The tool has been tested through retrospective analyses of multiple completed trials in oncology, and the researchers have published on two large cancer trials in metastatic breast cancer and melanoma, they also told ACRP. “We have also conducted 1,000-fold simulations of stochastically generated clinical trials to permit direct comparison to Kaplan-Meier survival analysis. These steps demonstrated that CWTA, by incorporating a full clinical dataset with two or more health state transitions, requires smaller sample sizes for equivalent power. It also reduces both Type I and II errors.” 

CWTA may also be used to analyze studies where the subjects enter with an established disease; it can capture and analyze both patient improvement and patient worsening as it plots a staircase that can either fall or rise. “We refined the software to visually capture and display a study where patients don’t necessarily start at extremes of a disease state, but somewhere in the middle,” the researchers explain. 

Further, in cancer trials, one of the key questions that plague investigators and those in drug development is “Do we power for progression-free survival, or overall survival?” By using CWTA, the researchers say that the answer is “We will capture both in one CWTA statistic and we only need half the patients,” because each patient provides two datapoints to the analysis. 

It will take time for regulatory bodies to learn about and understand the CWTA’s utility, Chauhan and Mackey add. “So, for registration path trials, we are not yet in a position to recommend CWTA as the primary endpoint,” they say. “However, for secondary endpoints, it is ideally suited to capture the multiple important endpoints that happen to a patient during their clinical trial participation (both efficacy, safety, and potentially combined efficacy/safety endpoints).” 
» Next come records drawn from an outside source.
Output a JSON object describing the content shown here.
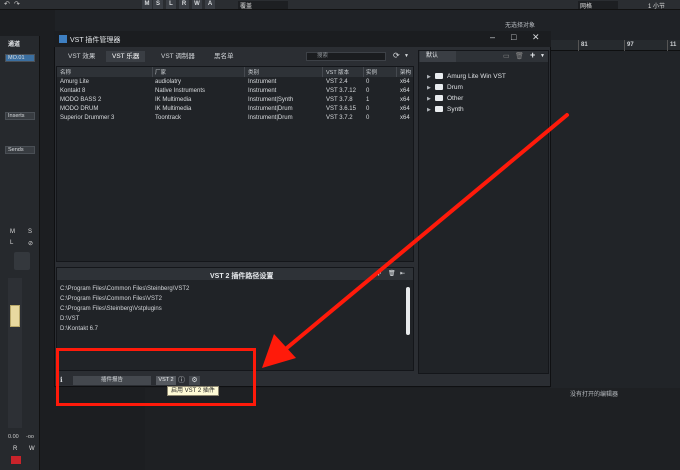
{
  "daw": {
    "toolbar_buttons": [
      "M",
      "S",
      "L",
      "R",
      "W",
      "A"
    ],
    "toolbar_field": "覆盖",
    "toolbar_right": "网格",
    "toolbar_far_right": "1 小节",
    "select_hint": "无选择对象",
    "ruler_numbers": [
      "81",
      "97",
      "11"
    ],
    "no_editor": "没有打开的编辑器"
  },
  "inspector": {
    "title": "通道",
    "channel": "MO.01",
    "inserts": "Inserts",
    "sends": "Sends",
    "ms": [
      "M",
      "S"
    ],
    "lw": [
      "L",
      "⊘"
    ],
    "readout": "0.00",
    "readout2": "-oo",
    "rw": [
      "R",
      "W"
    ]
  },
  "plugin_manager": {
    "title": "VST 插件管理器",
    "tabs": [
      "VST 效果",
      "VST 乐器",
      "VST 调制器",
      "黑名单"
    ],
    "active_tab": 1,
    "search_placeholder": "搜索",
    "columns": [
      "名称",
      "厂家",
      "类别",
      "VST 版本",
      "实例",
      "架构"
    ],
    "rows": [
      [
        "Amurg Lite",
        "audiolatry",
        "Instrument",
        "VST 2.4",
        "0",
        "x64"
      ],
      [
        "Kontakt 8",
        "Native Instruments",
        "Instrument",
        "VST 3.7.12",
        "0",
        "x64"
      ],
      [
        "MODO BASS 2",
        "IK Multimedia",
        "Instrument|Synth",
        "VST 3.7.8",
        "1",
        "x64"
      ],
      [
        "MODO DRUM",
        "IK Multimedia",
        "Instrument|Drum",
        "VST 3.6.15",
        "0",
        "x64"
      ],
      [
        "Superior Drummer 3",
        "Toontrack",
        "Instrument|Drum",
        "VST 3.7.2",
        "0",
        "x64"
      ]
    ],
    "folder_tab": "默认",
    "folders": [
      {
        "name": "Amurg Lite Win VST"
      },
      {
        "name": "Drum"
      },
      {
        "name": "Other"
      },
      {
        "name": "Synth"
      }
    ],
    "path_panel_title": "VST 2 插件路径设置",
    "paths": [
      "C:\\Program Files\\Common Files\\Steinberg\\VST2",
      "C:\\Program Files\\Common Files\\VST2",
      "C:\\Program Files\\Steinberg\\Vstplugins",
      "D:\\VST",
      "D:\\Kontakt 6.7"
    ],
    "report_button": "插件报告",
    "vst2_button": "VST 2",
    "tooltip": "启用 VST 2 插件"
  },
  "colors": {
    "annotation": "#ff1a0a",
    "accent": "#3e7fc1"
  }
}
For non-registration trials such as investigator-initiated studies, the two-fold reduction in sample size requirements to power a study for a primary CWTA endpoint will be very attractive, the researchers say. “Eventually, we hope that CWTA will evolve to be accepted by regulatory bodies,” they note. “Furthermore, CWTA should markedly reduce numbers of required animals in preclinical protocols, which will be of interest to animal safety committees and research scientists.”